Ben's expression shifted from anger to hurt. Worse. Much worse.
"I thought I was offering you a better life," he said quietly. "Not a cage."
"You are. You did. I just—" She couldn't finish. Couldn't articulate the complicated tangle of loving him and missing chaos, choosing stability and craving excitement.
They stood in their dark living room, engagement ring catching streetlight through windows, the distance between them suddenly feeling uncrossable.
"I can't do this right now," Ben said finally. "I'm sleeping in the shop tonight. We'll talk tomorrow."
"Ben—"
"Please. I just need... space. To think."
He left. The door closed quietly—no slam, no drama, just absence where partnership used to be.
Fiona sat on the couch in darkness and cried. She hadn't used the cocaine. Hadn't touched it. But she'd wanted to. Had stayed in its presence, breathed its air, let temptation touch her soul.
The wedding folder was still on the counter. July twenty-seventh, circled in red. Two months away. Suddenly feeling impossible to reach.
She pulled out her phone, stared at Ben's name in her contacts. Typed: I'm sorry. Deleted it. Typed: I love you. Deleted that too.
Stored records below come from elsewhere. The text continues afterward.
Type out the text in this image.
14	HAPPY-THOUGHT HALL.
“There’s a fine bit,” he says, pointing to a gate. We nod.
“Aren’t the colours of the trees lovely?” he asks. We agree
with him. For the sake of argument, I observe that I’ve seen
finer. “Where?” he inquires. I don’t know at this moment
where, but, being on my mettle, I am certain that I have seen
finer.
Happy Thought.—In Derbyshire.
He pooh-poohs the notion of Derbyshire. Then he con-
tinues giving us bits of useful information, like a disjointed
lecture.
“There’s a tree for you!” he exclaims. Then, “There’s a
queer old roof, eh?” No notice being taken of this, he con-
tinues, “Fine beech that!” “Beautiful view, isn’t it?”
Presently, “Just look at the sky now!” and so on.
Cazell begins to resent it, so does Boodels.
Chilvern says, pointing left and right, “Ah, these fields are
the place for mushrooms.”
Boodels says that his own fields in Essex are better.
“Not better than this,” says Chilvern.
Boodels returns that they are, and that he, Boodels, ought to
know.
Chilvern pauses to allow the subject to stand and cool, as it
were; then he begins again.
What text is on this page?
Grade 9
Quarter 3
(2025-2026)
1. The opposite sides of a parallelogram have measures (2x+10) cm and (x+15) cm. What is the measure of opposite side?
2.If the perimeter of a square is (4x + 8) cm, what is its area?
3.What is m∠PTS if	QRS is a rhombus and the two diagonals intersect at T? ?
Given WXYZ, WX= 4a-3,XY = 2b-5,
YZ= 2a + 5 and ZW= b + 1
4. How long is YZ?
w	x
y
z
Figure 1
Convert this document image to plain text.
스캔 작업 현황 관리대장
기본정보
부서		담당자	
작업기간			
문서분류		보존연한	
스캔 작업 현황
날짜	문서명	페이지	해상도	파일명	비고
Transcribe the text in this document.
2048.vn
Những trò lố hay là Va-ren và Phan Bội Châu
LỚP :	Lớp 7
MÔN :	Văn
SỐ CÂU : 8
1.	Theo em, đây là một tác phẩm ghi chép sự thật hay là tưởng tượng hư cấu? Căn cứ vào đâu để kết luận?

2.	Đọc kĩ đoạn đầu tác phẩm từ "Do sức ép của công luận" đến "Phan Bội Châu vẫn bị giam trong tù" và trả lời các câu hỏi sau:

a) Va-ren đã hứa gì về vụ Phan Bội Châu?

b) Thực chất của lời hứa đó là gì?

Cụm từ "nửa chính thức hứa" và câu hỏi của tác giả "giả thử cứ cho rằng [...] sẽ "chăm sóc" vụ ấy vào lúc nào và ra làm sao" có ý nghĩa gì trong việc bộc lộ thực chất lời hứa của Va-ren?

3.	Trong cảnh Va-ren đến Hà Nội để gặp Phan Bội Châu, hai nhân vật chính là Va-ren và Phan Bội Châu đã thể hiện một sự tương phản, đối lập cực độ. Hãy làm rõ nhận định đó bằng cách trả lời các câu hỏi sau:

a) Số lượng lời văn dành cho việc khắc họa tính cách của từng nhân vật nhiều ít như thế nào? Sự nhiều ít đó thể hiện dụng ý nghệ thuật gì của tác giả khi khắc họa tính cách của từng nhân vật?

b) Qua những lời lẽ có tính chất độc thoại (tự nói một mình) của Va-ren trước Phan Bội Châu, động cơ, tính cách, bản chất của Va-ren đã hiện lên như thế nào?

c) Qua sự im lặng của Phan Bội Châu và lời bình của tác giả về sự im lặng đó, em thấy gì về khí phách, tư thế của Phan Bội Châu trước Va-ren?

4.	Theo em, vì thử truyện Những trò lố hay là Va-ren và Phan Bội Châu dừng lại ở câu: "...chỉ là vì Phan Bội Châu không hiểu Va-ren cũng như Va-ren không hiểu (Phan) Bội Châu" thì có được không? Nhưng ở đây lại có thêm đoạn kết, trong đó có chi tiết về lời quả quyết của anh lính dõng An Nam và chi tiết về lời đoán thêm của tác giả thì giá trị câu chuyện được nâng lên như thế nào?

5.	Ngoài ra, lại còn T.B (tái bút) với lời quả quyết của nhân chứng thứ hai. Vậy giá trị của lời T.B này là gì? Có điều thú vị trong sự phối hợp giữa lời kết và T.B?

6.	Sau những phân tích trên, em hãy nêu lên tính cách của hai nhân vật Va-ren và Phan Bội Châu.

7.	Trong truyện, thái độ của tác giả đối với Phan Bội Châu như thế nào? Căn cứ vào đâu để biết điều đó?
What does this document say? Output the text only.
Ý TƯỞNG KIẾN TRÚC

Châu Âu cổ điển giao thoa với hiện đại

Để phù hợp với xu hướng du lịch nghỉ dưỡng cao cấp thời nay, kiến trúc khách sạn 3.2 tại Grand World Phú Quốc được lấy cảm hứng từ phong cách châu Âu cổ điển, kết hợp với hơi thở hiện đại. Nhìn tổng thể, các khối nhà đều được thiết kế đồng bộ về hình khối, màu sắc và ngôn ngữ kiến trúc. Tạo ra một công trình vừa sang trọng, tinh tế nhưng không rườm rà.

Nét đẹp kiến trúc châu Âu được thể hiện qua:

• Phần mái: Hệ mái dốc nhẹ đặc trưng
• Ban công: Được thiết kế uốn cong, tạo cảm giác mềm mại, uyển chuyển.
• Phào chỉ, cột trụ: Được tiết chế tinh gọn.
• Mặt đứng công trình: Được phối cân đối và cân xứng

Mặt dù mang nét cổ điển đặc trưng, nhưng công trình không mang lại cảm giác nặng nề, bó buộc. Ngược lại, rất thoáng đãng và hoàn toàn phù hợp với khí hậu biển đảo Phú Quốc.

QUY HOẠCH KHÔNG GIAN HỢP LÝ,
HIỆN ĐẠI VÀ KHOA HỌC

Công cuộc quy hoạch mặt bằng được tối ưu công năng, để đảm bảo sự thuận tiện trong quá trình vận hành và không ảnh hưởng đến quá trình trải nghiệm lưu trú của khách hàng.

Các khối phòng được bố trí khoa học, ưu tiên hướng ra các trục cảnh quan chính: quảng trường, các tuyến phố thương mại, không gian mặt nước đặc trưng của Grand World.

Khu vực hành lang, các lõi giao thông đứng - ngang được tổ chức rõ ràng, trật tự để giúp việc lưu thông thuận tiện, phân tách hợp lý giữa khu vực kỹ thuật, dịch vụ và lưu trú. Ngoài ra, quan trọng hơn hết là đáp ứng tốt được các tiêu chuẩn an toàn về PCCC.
What words could bridge the gap she'd created? What explanation would make lying acceptable? What apology would rebuild trust she'd shattered?
Upstairs, Liam cried briefly—bad dream. Fiona climbed the stairs on autopilot, comforted him back to sleep, stood in his doorway watching him breathe.
This is what I chose. This child, this family, this life. Ben didn't trap me—I chose him. Consciously. Deliberately.
So why did chaos taste like freedom tonight? Why did Robbie's world feel like escape instead of danger?
She went to their bedroom. The bed was empty—Ben really had left. First time since the engagement that they'd sleep apart. The absence felt massive.
Fiona lay in sheets that smelled like both of them, stared at ceiling, and wondered if she'd destroyed the best thing that ever happened to her by chasing the ghost of who she used to be.
I didn't use cocaine. But I lied. Chose Robbie over trust. Exposed myself to exactly what I promised to avoid.
And now I don't know if Ben will forgive me. Don't know if I deserve forgiveness. Don't know if the wedding will happen or if I just destroyed us by being too much chaos and not enough stability.
The ring felt heavy on her finger. Promise made. Promise broken by dishonesty if not by action.
I chose wrong tonight. Chose escape over partnership. Chose chaos over the man who loves me.
And now I don't know how to choose right again.